On climate, the federal Liberals and provincial NDP do far worse than nothing. They build pipelines, greenlight LNG projects, approve offshore oil projects — and insist we need to sell fossil fuels in order to transition away from fossil fuels. Worse, they abandon science and lead their followers over to the Dark Side. Putting a progressive stamp on petro-politics and implicit climate change denial.
When it comes to "climate villainy", right-wing politicians and climate change deniers are all sound and fury. When centre-left leaders join in, that's when the fire takes hold and spreads.

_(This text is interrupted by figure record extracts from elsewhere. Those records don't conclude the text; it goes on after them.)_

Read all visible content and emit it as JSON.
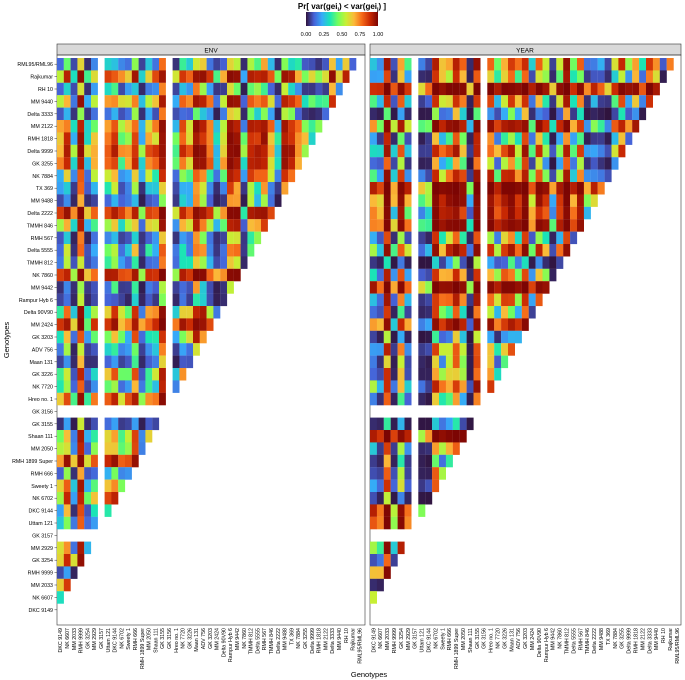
{
  "chart_data": {
    "type": "heatmap",
    "title": "Pr[ var(gei",
    "title_sub_i": "i",
    "title_mid": ") < var(gei",
    "title_sub_j": "j",
    "title_end": ") ]",
    "legend": {
      "ticks": [
        "0.00",
        "0.25",
        "0.50",
        "0.75",
        "1.00"
      ],
      "colormap": [
        "#30123b",
        "#4662d7",
        "#36aaf9",
        "#1ae4b6",
        "#72fe5e",
        "#c7ef34",
        "#fbb938",
        "#f56918",
        "#c92903",
        "#7a0403"
      ],
      "range": [
        0,
        1
      ],
      "placement": "top"
    },
    "xlabel": "Genotypes",
    "ylabel": "Genotypes",
    "panels": [
      "ENV",
      "YEAR"
    ],
    "genotypes_y": [
      "RML95/RML96",
      "Rajkumar",
      "RH 10",
      "MM 9440",
      "Delta 3333",
      "MM 2122",
      "RMH 1818",
      "Delta 9999",
      "GK 3255",
      "NK 7884",
      "TX 369",
      "MM 9488",
      "Delta 2222",
      "TMMH 846",
      "RMH 567",
      "Delta 5555",
      "TMMH 812",
      "NK 7860",
      "MM 9442",
      "Rampur Hyb 6",
      "Delta 90V90",
      "MM 2424",
      "GK 3203",
      "ADV 756",
      "Maan 131",
      "GK 3226",
      "NK 7720",
      "Hreo no. 1",
      "GK 3156",
      "GK 3155",
      "Shaan 111",
      "MM 2050",
      "RMH 1899 Super",
      "RMH 666",
      "Sweety 1",
      "NK 6702",
      "DKC 9144",
      "Uttam 121",
      "GK 3157",
      "MM 2929",
      "GK 3254",
      "RMH 9999",
      "MM 2033",
      "NK 6607",
      "DKC 9149"
    ],
    "genotypes_x": [
      "DKC 9149",
      "NK 6607",
      "MM 2033",
      "RMH 9999",
      "GK 3254",
      "MM 2929",
      "GK 3157",
      "Uttam 121",
      "DKC 9144",
      "NK 6702",
      "Sweety 1",
      "RMH 666",
      "RMH 1899 Super",
      "MM 2050",
      "Shaan 111",
      "GK 3155",
      "GK 3156",
      "Hreo no. 1",
      "NK 7720",
      "GK 3226",
      "Maan 131",
      "ADV 756",
      "GK 3203",
      "MM 2424",
      "Delta 90V90",
      "Rampur Hyb 6",
      "MM 9442",
      "NK 7860",
      "TMMH 812",
      "Delta 5555",
      "RMH 567",
      "TMMH 846",
      "Delta 2222",
      "MM 9488",
      "TX 369",
      "NK 7884",
      "GK 3255",
      "Delta 9999",
      "RMH 1818",
      "MM 2122",
      "Delta 3333",
      "MM 9440",
      "RH 10",
      "Rajkumar",
      "RML95/RML96"
    ],
    "missing_genotypes": [
      "GK 3156",
      "GK 3157"
    ],
    "note_values": "Lower-triangular matrix of probabilities in [0,1]; one value per (row i, column j) with j < number of columns for row i; cells involving missing genotypes are blank."
  }
}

Enjoy your wildfires, folks.
Good article. I didn't know about the CCL and how instrumental they were in establishing the current carbon pricing. Lobbying seems to be effective and the standard approach in the political context.
Trudeau and the Liberals seem to be actively defending the carbon pricing policy as a stark contrast to Poilievre and his con cohort with their overt and stupid denialism, but this week while announcing something at a school in New Brunswick, he also openly criticized Blaine Higgs for his typical conservative stances on both that and the "parental rights" BS, another feature of their suite of stupidity.

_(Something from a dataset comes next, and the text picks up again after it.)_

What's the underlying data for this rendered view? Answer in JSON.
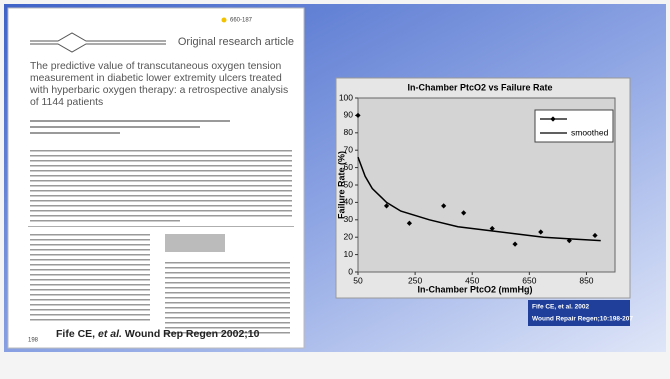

But in that same context he went on to bring up Roe v. Wade, reminding everyone how draconian but also seminal THAT idea is to this current nutbar right wing "movement," along with the stinking albatross of religiosity behind it. Both of these politically toxic ideas have been kept in abeyance for a reason, but Trudeau pointed out how it's only a matter of time until that abomination of women's human rights that's already happened in the U.S. arrives HERE if conservatives get enough power. He can talk because women's rights are a qualification for any Liberal candidate. No one ever touches religion yet, and probably never will, but the casual relegation of the rights of half of humanity DOES trump everything else really, and is the enduring Achilles heel of conservatives right now.
Trudeau also brought up in passing the perfect rebuttal to PP's signature "axe the tax" by pointing out the fact that the cons preference will always be to "AXE THE FACTS."
Agreed. Climate assault is only one part of the rhetorical Dark Side espoused by Cro Magnon social conservatives. They are unmatched in full immersion regression by any other mindset or political party.